Il procedimento era stato aperto a ottobre. Dopo la pubblicazione delle intercettazioni disposte nell’ambito dell'inchiesta della procura di Caltanissetta nei confronti dell'ex presidente della sezione misure cautelari del Tribunale di Palermo. Ma, almeno secondo il Consiglio superiore, il magistrato non deve essere trasferito
Il Consiglio superiore della magistratura si avvia a chiudere gli strascichi del caso Palermo. La prima commissione del Csm proporrà infatti di archiviare la pratica sul presidente della sezione misure cautelari del tribunale di Roma, Guglielmo Muntoni. Una pratica aperta a ottobre alla luce della pubblicazione delle intercettazioni disposte nell’ambito del procedimento penale della procura di Caltanissetta nei confronti di Silvana Saguto, allora presidente della sezione misure cautelari del Tribunale di Palermo. Proprio per i rapporti con la Saguto, il procuratore generale della Corte di Cassazione ha promosso due mesi fa nei confronti di Muntoni l’azione disciplinare. Ma, almeno secondo il Csm, il magistrato non deve essere trasferito.
La prima Commissione di Palazzo dei Marescialli ha svolto un’istruttoria a tutto campo, acquisendo documenti e procedendo a diverse audizioni, a partire dal magistrato interessato per accertare se, da quanto emerso, sia opportuna la sua permanenza a Roma. I fatti contestati sono d’altra parte sotto la lente di ingrandimento della procura generale della Cassazione, titolare dell’azione disciplinare che deve accertare se Muntoni si sia adoperato per far ottenere a Lorenzo Caramma, marito del magistrato Silvana Saguto, gli incarichi a cui ambiva. Se si sia attivato perché lo stesso Caramma fosse designato quale coadiutore degli amministratori giudiziari del compendio relativo alle quote della società ‘La Cascina’ finita nelle maglie dell’inchiesta ‘Mafia Capitale’. E in particolare a che titolo si fosse pensato a lui, ingegnere meccanico, come manager per la gestione del Cara di Mineo, il centro per l’assistenza di centinaia di rifugiati. La procura infine deve accertare se Muntoni si sia dato da fare attivamente affinchè un altro collegio della sua sezione nominasse l’avvocato Cappellano Seminara (anche lui protagonista dell’inchiesta di Caltanissetta) quale amministratore giudiziario del vasto compendio dei beni oggetto di un altro sequestro: in questo caso – secondo la ricostruzione emersa dalle audizioni al Csm – si limitò a dare un consiglio su richiesta dei suoi colleghi a cui spettava la scelta .

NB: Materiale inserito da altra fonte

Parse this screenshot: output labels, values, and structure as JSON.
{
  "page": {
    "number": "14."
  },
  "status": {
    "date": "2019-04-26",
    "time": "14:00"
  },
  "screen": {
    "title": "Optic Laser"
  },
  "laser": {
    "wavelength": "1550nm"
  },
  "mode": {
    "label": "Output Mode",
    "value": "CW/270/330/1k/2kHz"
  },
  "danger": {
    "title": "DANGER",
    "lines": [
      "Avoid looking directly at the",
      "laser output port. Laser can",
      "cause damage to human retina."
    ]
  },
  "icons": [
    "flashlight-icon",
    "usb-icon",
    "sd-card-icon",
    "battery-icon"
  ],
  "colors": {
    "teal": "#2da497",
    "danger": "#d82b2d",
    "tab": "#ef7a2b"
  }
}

Quel che è già certo fin d’ora è che fu l’inchiesta di Caltanissetta ad impedire il perfezionamento dell’incarico per il Cara di Mineo a favore del marito di Silvana Saguto, come ha rivelato lo stesso Muntoni sentito a Palazzo dei Marescialli il 25 novembre scorso: pochi mesi prima, nel luglio del 2015, quando il tribunale di Roma aveva disposto l’amministrazione giudiziaria nei confronti de ‘La Cascina’, il magistrato aveva pensato di nominare amministratore proprio l’ingegner Caramma corrispondendo a pressanti richieste della collega, travolta da enormi difficoltà finanziarie. Poi, come detto, era deflagrato sui giornali il caso Palermo e non se ne fece più nulla.

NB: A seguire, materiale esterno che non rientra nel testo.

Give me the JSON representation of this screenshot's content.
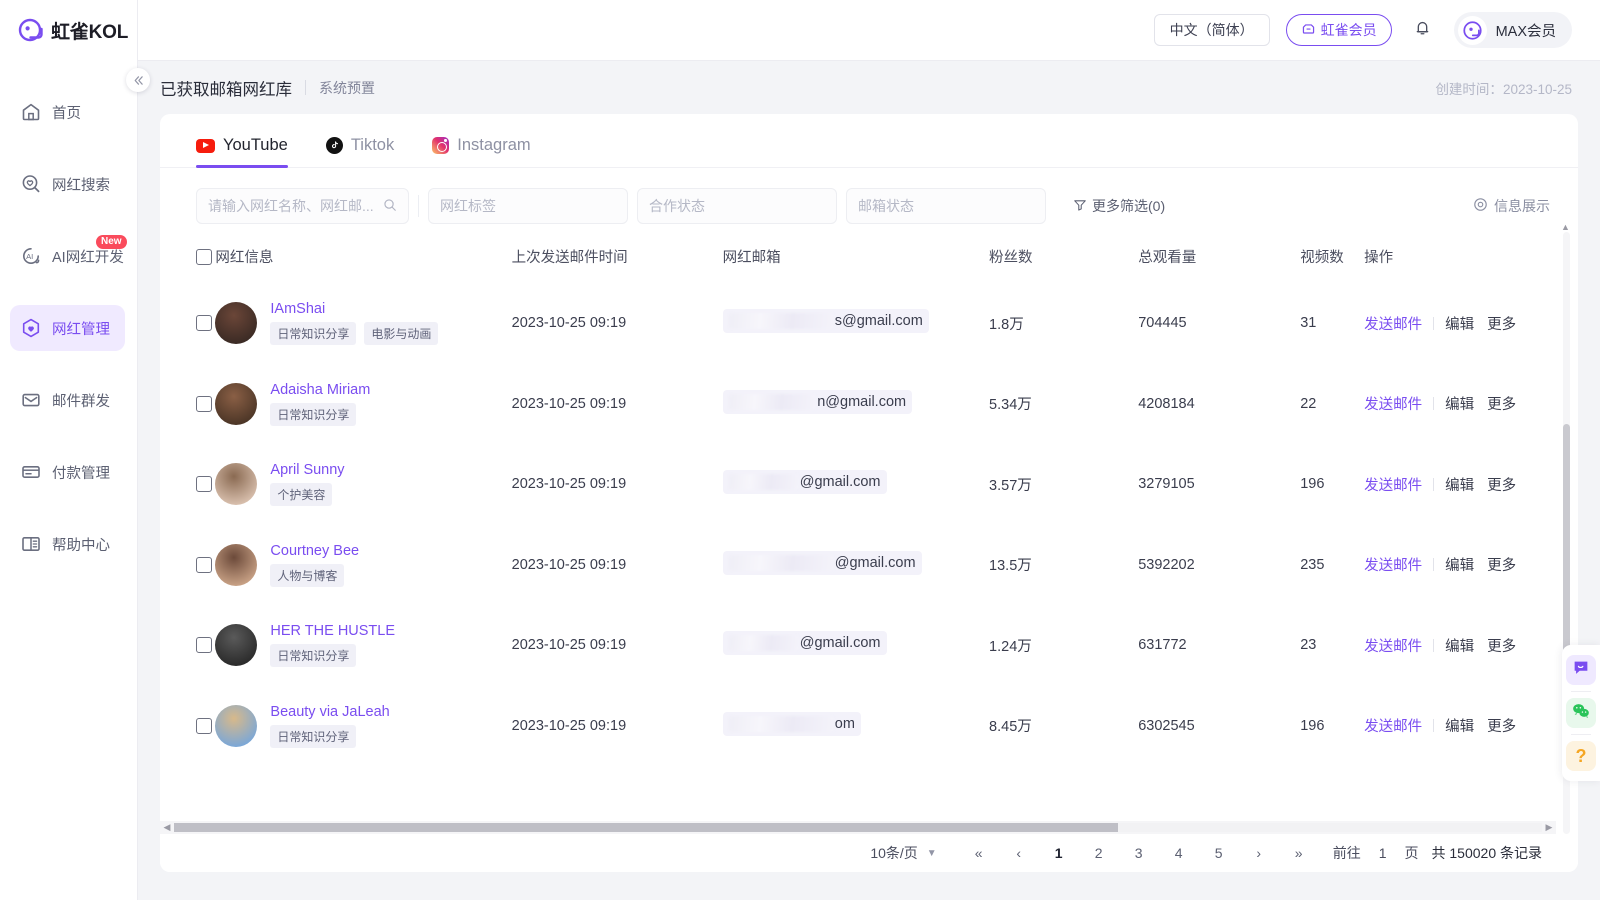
{
  "brand": {
    "name": "虹雀KOL",
    "logo_icon": "hongque-logo-icon",
    "accent": "#7a4df0"
  },
  "sidebar": {
    "collapse_icon": "chevron-double-left-icon",
    "items": [
      {
        "label": "首页",
        "icon": "home-icon",
        "active": false
      },
      {
        "label": "网红搜索",
        "icon": "search-heart-icon",
        "active": false
      },
      {
        "label": "AI网红开发",
        "icon": "ai-icon",
        "active": false,
        "badge": "New"
      },
      {
        "label": "网红管理",
        "icon": "hexagon-heart-icon",
        "active": true
      },
      {
        "label": "邮件群发",
        "icon": "mail-icon",
        "active": false
      },
      {
        "label": "付款管理",
        "icon": "card-icon",
        "active": false
      },
      {
        "label": "帮助中心",
        "icon": "book-icon",
        "active": false
      }
    ]
  },
  "topbar": {
    "language": "中文（简体）",
    "vip_label": "虹雀会员",
    "vip_icon": "crown-icon",
    "bell_icon": "bell-icon",
    "user_name": "MAX会员",
    "avatar_icon": "user-avatar-icon"
  },
  "page_header": {
    "title": "已获取邮箱网红库",
    "subtitle": "系统预置",
    "created_label": "创建时间：",
    "created_value": "2023-10-25"
  },
  "tabs": [
    {
      "label": "YouTube",
      "icon": "youtube-icon",
      "active": true
    },
    {
      "label": "Tiktok",
      "icon": "tiktok-icon",
      "active": false
    },
    {
      "label": "Instagram",
      "icon": "instagram-icon",
      "active": false
    }
  ],
  "filters": {
    "search_placeholder": "请输入网红名称、网红邮...",
    "search_value": "",
    "search_icon": "search-icon",
    "tag_placeholder": "网红标签",
    "coop_placeholder": "合作状态",
    "mail_placeholder": "邮箱状态",
    "more_filter_label": "更多筛选(0)",
    "more_filter_icon": "filter-icon",
    "info_show_label": "信息展示",
    "info_show_icon": "eye-icon"
  },
  "table": {
    "columns": [
      "网红信息",
      "上次发送邮件时间",
      "网红邮箱",
      "粉丝数",
      "总观看量",
      "视频数",
      "操作"
    ],
    "actions": {
      "send": "发送邮件",
      "edit": "编辑",
      "more": "更多"
    },
    "rows": [
      {
        "name": "IAmShai",
        "tags": [
          "日常知识分享",
          "电影与动画"
        ],
        "last_sent": "2023-10-25 09:19",
        "email_redacted": "●●●●●●●●●●●●",
        "email_suffix": "s@gmail.com",
        "fans": "1.8万",
        "views": "704445",
        "videos": "31"
      },
      {
        "name": "Adaisha Miriam",
        "tags": [
          "日常知识分享"
        ],
        "last_sent": "2023-10-25 09:19",
        "email_redacted": "●●●●●●●●●●",
        "email_suffix": "n@gmail.com",
        "fans": "5.34万",
        "views": "4208184",
        "videos": "22"
      },
      {
        "name": "April Sunny",
        "tags": [
          "个护美容"
        ],
        "last_sent": "2023-10-25 09:19",
        "email_redacted": "●●●●●●●●",
        "email_suffix": "@gmail.com",
        "fans": "3.57万",
        "views": "3279105",
        "videos": "196"
      },
      {
        "name": "Courtney Bee",
        "tags": [
          "人物与博客"
        ],
        "last_sent": "2023-10-25 09:19",
        "email_redacted": "●●●●●●●●●●●●",
        "email_suffix": "@gmail.com",
        "fans": "13.5万",
        "views": "5392202",
        "videos": "235"
      },
      {
        "name": "HER THE HUSTLE",
        "tags": [
          "日常知识分享"
        ],
        "last_sent": "2023-10-25 09:19",
        "email_redacted": "●●●●●●●●",
        "email_suffix": "@gmail.com",
        "fans": "1.24万",
        "views": "631772",
        "videos": "23"
      },
      {
        "name": "Beauty via JaLeah",
        "tags": [
          "日常知识分享"
        ],
        "last_sent": "2023-10-25 09:19",
        "email_redacted": "●●●●●●●●●●●●",
        "email_suffix": "om",
        "fans": "8.45万",
        "views": "6302545",
        "videos": "196"
      }
    ]
  },
  "pagination": {
    "page_size": "10条/页",
    "first_icon": "«",
    "prev_icon": "‹",
    "pages": [
      "1",
      "2",
      "3",
      "4",
      "5"
    ],
    "current_page": "1",
    "next_icon": "›",
    "last_icon": "»",
    "goto_label": "前往",
    "goto_value": "1",
    "page_unit": "页",
    "total_text": "共 150020 条记录"
  },
  "float_widgets": [
    {
      "icon": "chat-bubble-icon",
      "name": "online-service"
    },
    {
      "icon": "wechat-icon",
      "name": "wechat-contact"
    },
    {
      "icon": "question-mark-icon",
      "name": "help"
    }
  ]
}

Per il Csm non ci sono “elementi certi e obiettivi” che giustifichino la rimozione del magistrato dal tribunale di Roma. Anche perché i fatti accertati “devono essere in rapporto di causalità con la ritenuta compromissione della piena indipendenza e imparzialità nello svolgimento della funzione giurisdizionale, sicché il provvedimento di trasferimento si manifesti come indispensabile per la restaurazione della credibilità, dell’autorevolezza e dell’imparzialità dell’amministrazione”, si legge nella delibera proposta al plenum. Che sottolinea come “non vi siano stati né turbamento né (per quanto consta a questa Commissione) pregiudizio per l’azione giudiziaria in concreto esercitata”. La parola finale sul caso spetta ora alla Procuratore Generale della Cassazione che, a dicembre, ha deciso comunque di promuovere nei confronti di Muntoni l’azione disciplinare.